The secret to any company's success, says Sebastian, is differentiating itself from the herd. "You have to make yourself stand out from the competition, and let the market not only know what you do, but how you do it differently." This also means one has to be open to new ideas and trends. "When I was with my previous company, I was introduced to the Solahart product, with a consultant friend telling me the future lies in solar energy." Sebastian says his initial research made him aware of "a lot of negativity about solar and misunderstanding of the market potential."
At that stage Solahart did have representation in the Middle East, but it was looking for a way to break out even further. "It is easy to sell electric water heaters, as there is a common need for it. But for solar water heaters you have to create a want. It requires an entirely different perspective." As a result, Sebastian invested heavily in the sector ... and admits with a smile: "It could have gone either way." However, his confidence in the Solahart brand was soon to reap rich dividends. "One thing I have learnt over the years is that if you do not have a good brand and a high-quality product, it is never a long-term venture. I have always held close to my heart the idea that quality is remembered long after price is forgotten, and that happens all the time."

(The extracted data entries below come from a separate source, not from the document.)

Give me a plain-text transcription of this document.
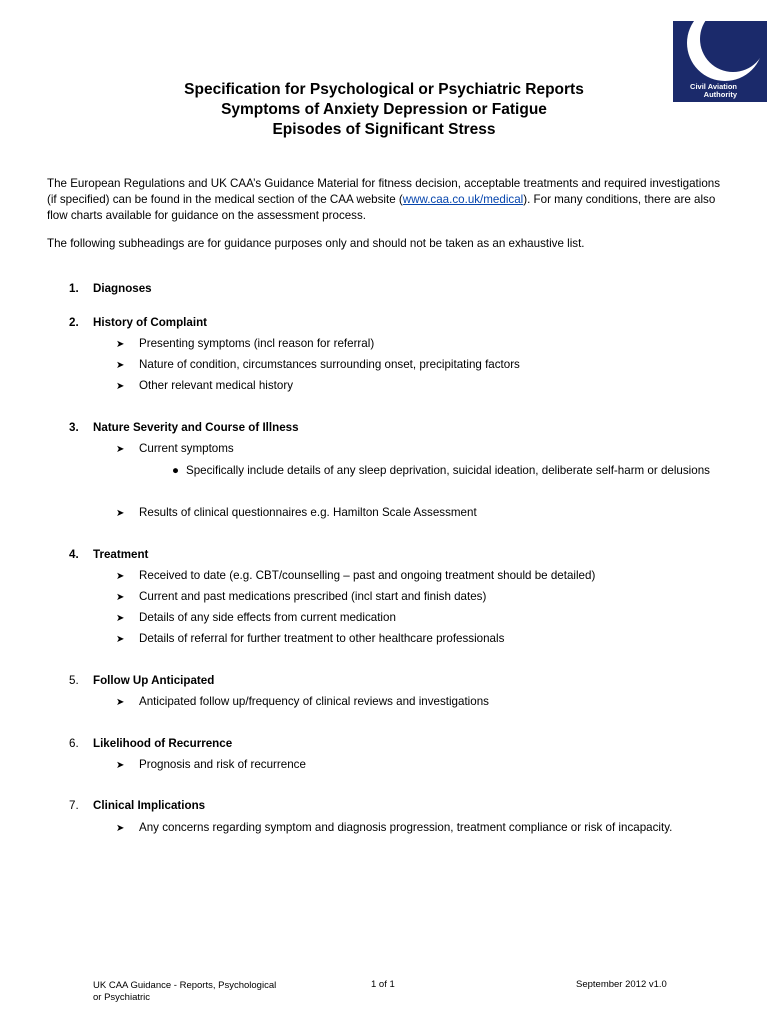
Civil Aviation
Authority
Specification for Psychological or Psychiatric Reports
Symptoms of Anxiety Depression or Fatigue
Episodes of Significant Stress
The European Regulations and UK CAA’s Guidance Material for fitness decision, acceptable treatments and required investigations (if specified) can be found in the medical section of the CAA website (www.caa.co.uk/medical). For many conditions, there are also flow charts available for guidance on the assessment process.
The following subheadings are for guidance purposes only and should not be taken as an exhaustive list.
1. Diagnoses
2. History of Complaint
➤ Presenting symptoms (incl reason for referral)
➤ Nature of condition, circumstances surrounding onset, precipitating factors
➤ Other relevant medical history
3. Nature Severity and Course of Illness
➤ Current symptoms
● Specifically include details of any sleep deprivation, suicidal ideation, deliberate self-harm or delusions
➤ Results of clinical questionnaires e.g. Hamilton Scale Assessment
4. Treatment
➤ Received to date (e.g. CBT/counselling – past and ongoing treatment should be detailed)
➤ Current and past medications prescribed (incl start and finish dates)
➤ Details of any side effects from current medication
➤ Details of referral for further treatment to other healthcare professionals
5. Follow Up Anticipated
➤ Anticipated follow up/frequency of clinical reviews and investigations
6. Likelihood of Recurrence
➤ Prognosis and risk of recurrence
7. Clinical Implications
➤ Any concerns regarding symptom and diagnosis progression, treatment compliance or risk of incapacity.
UK CAA Guidance - Reports, Psychological
or Psychiatric
1 of 1	September 2012 v1.0
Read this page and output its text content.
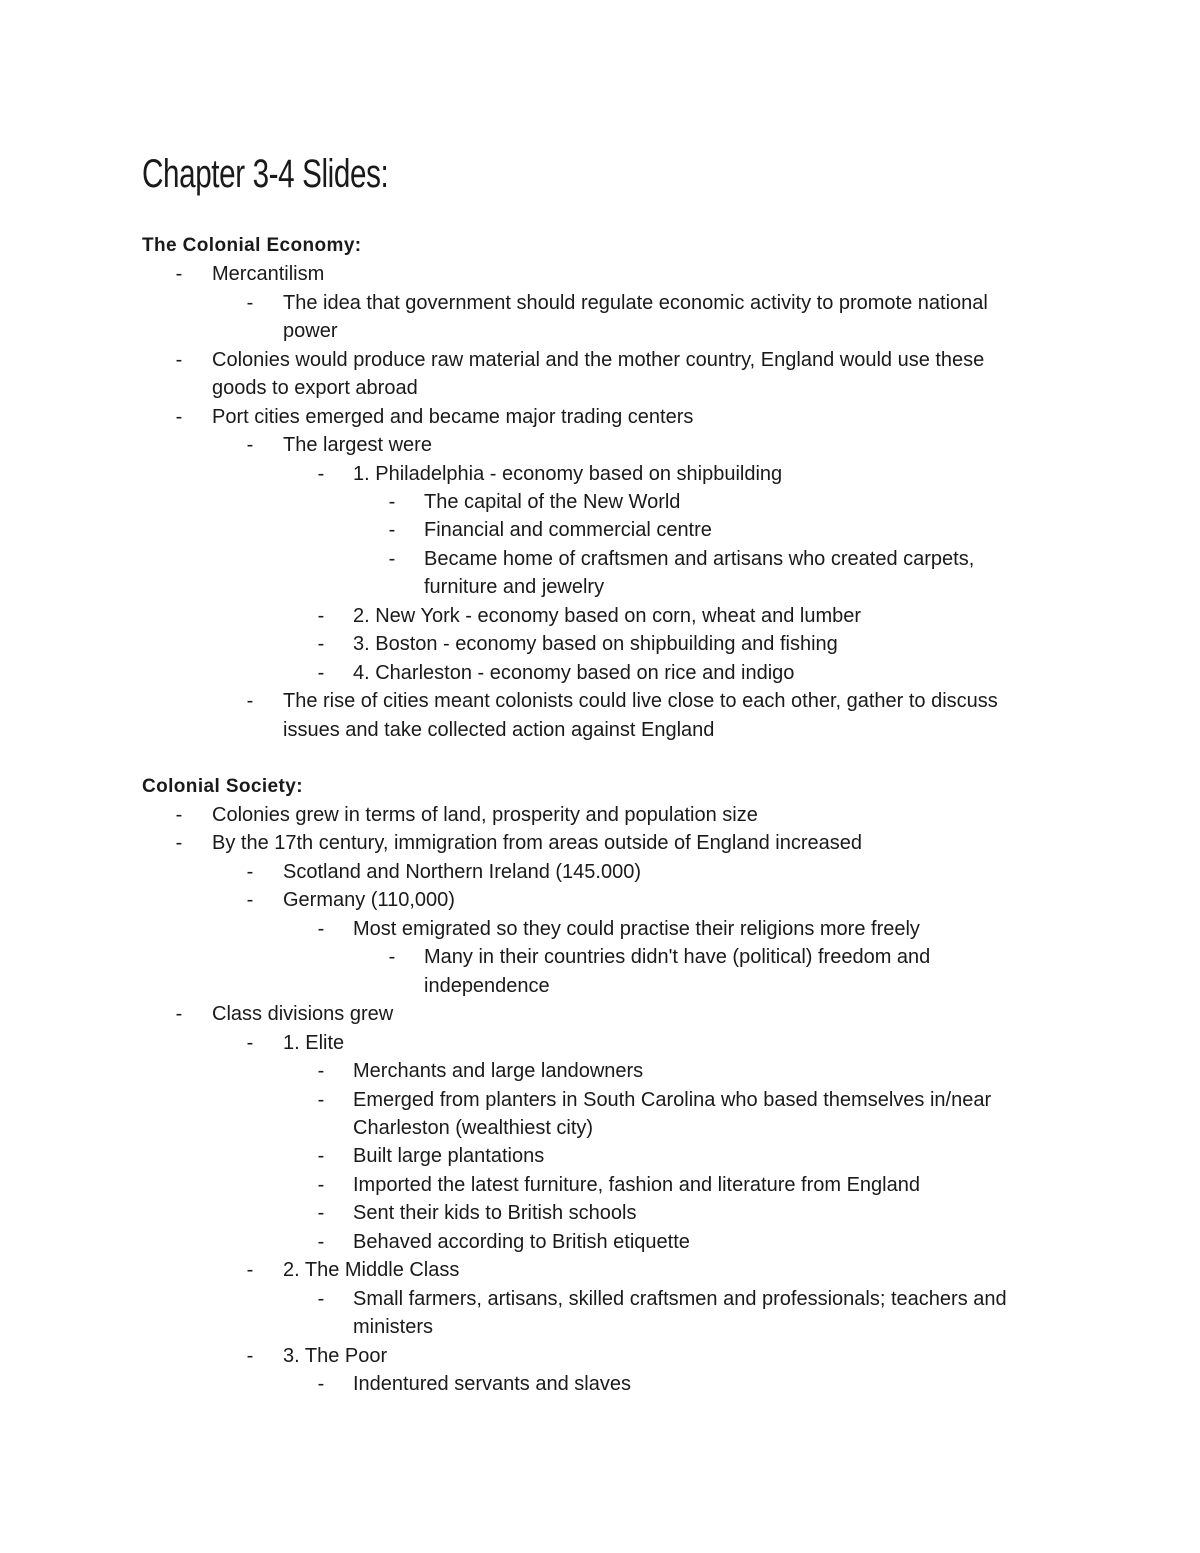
Chapter 3-4 Slides:
The Colonial Economy:
- Mercantilism
- The idea that government should regulate economic activity to promote national
power
- Colonies would produce raw material and the mother country, England would use these
goods to export abroad
- Port cities emerged and became major trading centers
- The largest were
- 1. Philadelphia - economy based on shipbuilding
- The capital of the New World
- Financial and commercial centre
- Became home of craftsmen and artisans who created carpets,
furniture and jewelry
- 2. New York - economy based on corn, wheat and lumber
- 3. Boston - economy based on shipbuilding and fishing
- 4. Charleston - economy based on rice and indigo
- The rise of cities meant colonists could live close to each other, gather to discuss
issues and take collected action against England
Colonial Society:
- Colonies grew in terms of land, prosperity and population size
- By the 17th century, immigration from areas outside of England increased
- Scotland and Northern Ireland (145.000)
- Germany (110,000)
- Most emigrated so they could practise their religions more freely
- Many in their countries didn't have (political) freedom and
independence
- Class divisions grew
- 1. Elite
- Merchants and large landowners
- Emerged from planters in South Carolina who based themselves in/near
Charleston (wealthiest city)
- Built large plantations
- Imported the latest furniture, fashion and literature from England
- Sent their kids to British schools
- Behaved according to British etiquette
- 2. The Middle Class
- Small farmers, artisans, skilled craftsmen and professionals; teachers and
ministers
- 3. The Poor
- Indentured servants and slaves
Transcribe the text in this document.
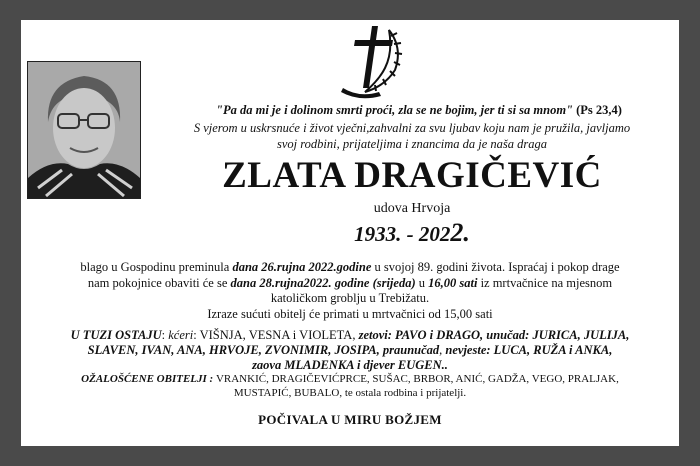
"Pa da mi je i dolinom smrti proći, zla se ne bojim, jer ti si sa mnom" (Ps 23,4)
S vjerom u uskrsnuće i život vječni,zahvalni za svu ljubav koju nam je pružila, javljamo
svoj rodbini, prijateljima i znancima da je naša draga
ZLATA DRAGIČEVIĆ
udova Hrvoja
1933. - 2022.
blago u Gospodinu preminula dana 26.rujna 2022.godine u svojoj 89. godini života. Ispraćaj i pokop drage
nam pokojnice obaviti će se dana 28.rujna2022. godine (srijeda) u 16,00 sati iz mrtvačnice na mjesnom
katoličkom groblju u Trebižatu.
Izraze sućuti obitelj će primati u mrtvačnici od 15,00 sati
U TUZI OSTAJU: kćeri: VIŠNJA, VESNA i VIOLETA, zetovi: PAVO i DRAGO, unučad: JURICA, JULIJA,
SLAVEN, IVAN, ANA, HRVOJE, ZVONIMIR, JOSIPA, praunučad, nevjeste: LUCA, RUŽA i ANKA,
zaova MLADENKA i djever EUGEN..
OŽALOŠĆENE OBITELJI : VRANKIĆ, DRAGIČEVIĆPRCE, SUŠAC, BRBOR, ANIĆ, GADŽA, VEGO, PRALJAK,
MUSTAPIĆ, BUBALO, te ostala rodbina i prijatelji.
POČIVALA U MIRU BOŽJEM
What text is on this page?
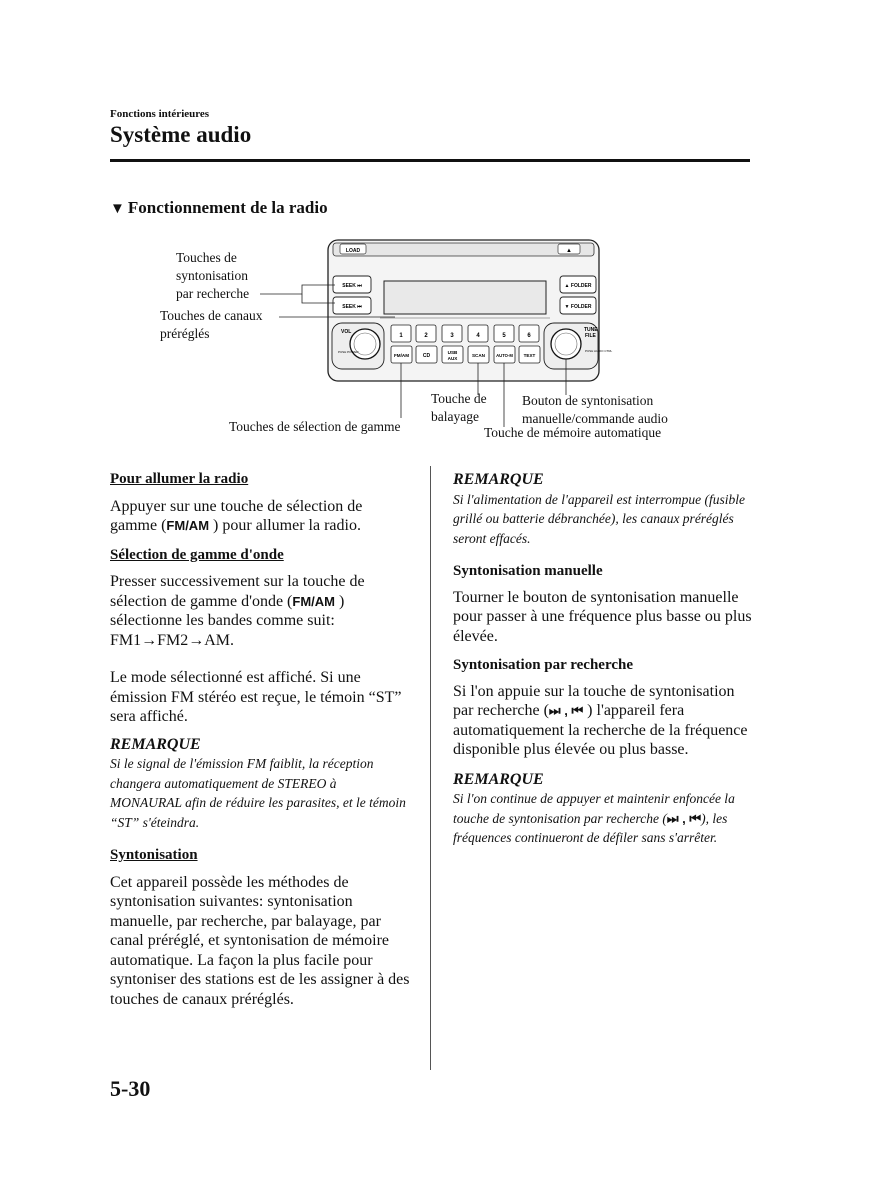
Fonctions intérieures
Système audio
▼ Fonctionnement de la radio
Touches de
syntonisation
par recherche
Touches de canaux
préréglés
Touches de sélection de gamme
Touche de
balayage
Bouton de syntonisation
manuelle/commande audio
Touche de mémoire automatique
LOAD	▲
SEEK ⏭
SEEK ⏮
▲ FOLDER
▼ FOLDER
1	2	3	4	5	6
FM/AM	CD
USB
AUX
SCAN	AUTO-M TEXT
VOL
PUSH POWER
TUNE
FILE
PUSH AUDIO CTRL

Pour allumer la radio

Appuyer sur une touche de sélection de gamme (FM/AM ) pour allumer la radio.

Sélection de gamme d'onde

Presser successivement sur la touche de sélection de gamme d'onde (FM/AM ) sélectionne les bandes comme suit: FM1→FM2→AM.

Le mode sélectionné est affiché. Si une émission FM stéréo est reçue, le témoin “ST” sera affiché.

REMARQUE

Si le signal de l'émission FM faiblit, la réception changera automatiquement de STEREO à MONAURAL afin de réduire les parasites, et le témoin “ST” s'éteindra.

Syntonisation

Cet appareil possède les méthodes de syntonisation suivantes: syntonisation manuelle, par recherche, par balayage, par canal préréglé, et syntonisation de mémoire automatique. La façon la plus facile pour syntoniser des stations est de les assigner à des touches de canaux préréglés.

REMARQUE

Si l'alimentation de l'appareil est interrompue (fusible grillé ou batterie débranchée), les canaux préréglés seront effacés.

Syntonisation manuelle

Tourner le bouton de syntonisation manuelle pour passer à une fréquence plus basse ou plus élevée.

Syntonisation par recherche

Si l'on appuie sur la touche de syntonisation par recherche (⏭ , ⏮ ) l'appareil fera automatiquement la recherche de la fréquence disponible plus élevée ou plus basse.

REMARQUE

Si l'on continue de appuyer et maintenir enfoncée la touche de syntonisation par recherche (⏭ , ⏮), les fréquences continueront de défiler sans s'arrêter.

5-30
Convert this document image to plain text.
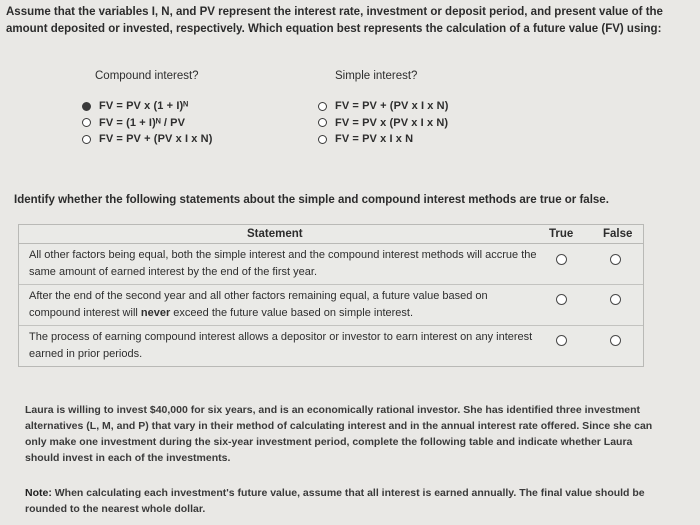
Assume that the variables I, N, and PV represent the interest rate, investment or deposit period, and present value of the amount deposited or invested, respectively. Which equation best represents the calculation of a future value (FV) using:
Compound interest?
FV = PV x (1 + I)ᴺ
FV = (1 + I)ᴺ / PV
FV = PV + (PV x I x N)
Simple interest?
FV = PV + (PV x I x N)
FV = PV x (PV x I x N)
FV = PV x I x N
Identify whether the following statements about the simple and compound interest methods are true or false.
Statement	True	False
All other factors being equal, both the simple interest and the compound interest methods will accrue the same amount of earned interest by the end of the first year.
After the end of the second year and all other factors remaining equal, a future value based on compound interest will never exceed the future value based on simple interest.
The process of earning compound interest allows a depositor or investor to earn interest on any interest earned in prior periods.
Laura is willing to invest $40,000 for six years, and is an economically rational investor. She has identified three investment alternatives (L, M, and P) that vary in their method of calculating interest and in the annual interest rate offered. Since she can only make one investment during the six-year investment period, complete the following table and indicate whether Laura should invest in each of the investments.
Note: When calculating each investment's future value, assume that all interest is earned annually. The final value should be rounded to the nearest whole dollar.
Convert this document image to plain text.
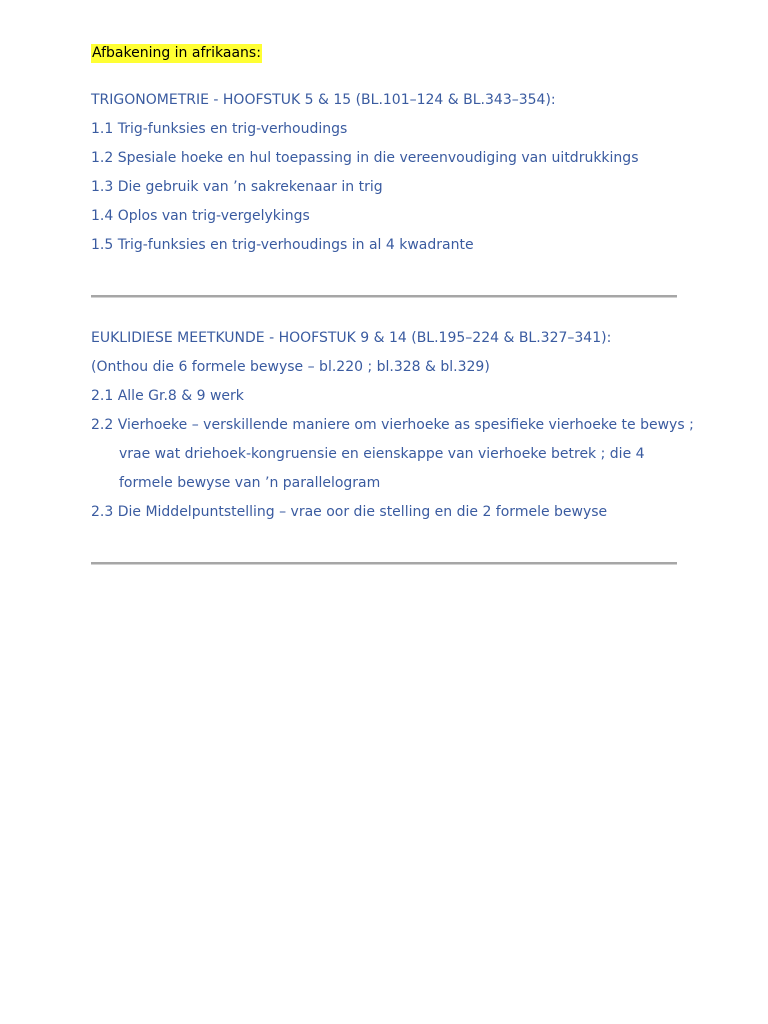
Afbakening in afrikaans:
TRIGONOMETRIE - HOOFSTUK 5 & 15 (BL.101–124 & BL.343–354):
1.1 Trig-funksies en trig-verhoudings
1.2 Spesiale hoeke en hul toepassing in die vereenvoudiging van uitdrukkings
1.3 Die gebruik van ’n sakrekenaar in trig
1.4 Oplos van trig-vergelykings
1.5 Trig-funksies en trig-verhoudings in al 4 kwadrante
EUKLIDIESE MEETKUNDE - HOOFSTUK 9 & 14 (BL.195–224 & BL.327–341):
(Onthou die 6 formele bewyse – bl.220 ; bl.328 & bl.329)
2.1 Alle Gr.8 & 9 werk
2.2 Vierhoeke – verskillende maniere om vierhoeke as spesifieke vierhoeke te bewys ;
vrae wat driehoek-kongruensie en eienskappe van vierhoeke betrek ; die 4
formele bewyse van ’n parallelogram
2.3 Die Middelpuntstelling – vrae oor die stelling en die 2 formele bewyse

Sebastian had his work cut out for him, as that stage there was little awareness locally about solar water heating. "They knew about it, but did not believe in it. Even now, the most common questions is why do we need hot water in this region?" And yet hot water is a major consumer of electricity after air-conditioning, says Sebastian. Electric water heaters are prevalent in the winter months, when the temperature can drop as low as 15˚C - "and yet everyone wants piping hot water at 60˚C. Therefore I do not comprehend the reasoning that maintains we do not need water heating."

Construction boom

Sebastian says the boom in construction, especially high-rise and villa developments, has placed an extra burden on electricity generation, as all these have electric water heaters. "We are urging customers to install solar water heating systems, and thereby save up to 75% of the connected electric load." Another problem is that while consultants may be aware of the technology and its potential benefits, "when it goes out to tender, it often gets sidetracked in value engineering." However, the latest trend towards building efficiency has placed the spotlight firmly on solar water heating as a cost-effective option to realise immediate savings.

In addition, Solahart products are particularly suited to the region's harsh climatic conditions, when some similar European products are known to have overheating issues. "Solahart has a presence in 90 countries, and has been manufacturing solar water heaters exclusively since 1953. Its technology is characterised by the drainback principle, whereas most other manufacturers utilise fully-flooded systems. "What happens normally is that most people place everything on the roof, which means the circulating fluid is always in the loop, the temperature goes too high, and then the pumps and pipes fail. Our system is very simple, as it switches and drains back off before it can overheat," explains Sebastian.

In addition, the collectors comprising the system are extra strong and durable. Solahart has six different collectors, depending on the specific requirement. "We install and commission the systems on a one-stop shop basis from design to installation. We even assist in calculating the total hot water requirements, the number of collectors and what back-up is needed, as consultants are normally so busy."

The average lifespan of a Solahart system is anywhere from 12 to 25 years, depending on routine mechanical equipment maintenance. "We have a maintenance contract with Holiday Inn, for example, whereby we supply technicians and ensure that the systems are running properly." Sebastian says that one particular Solahart system reloca- ted to the company's head office in Australia had been in operation for an astonishing 50 years.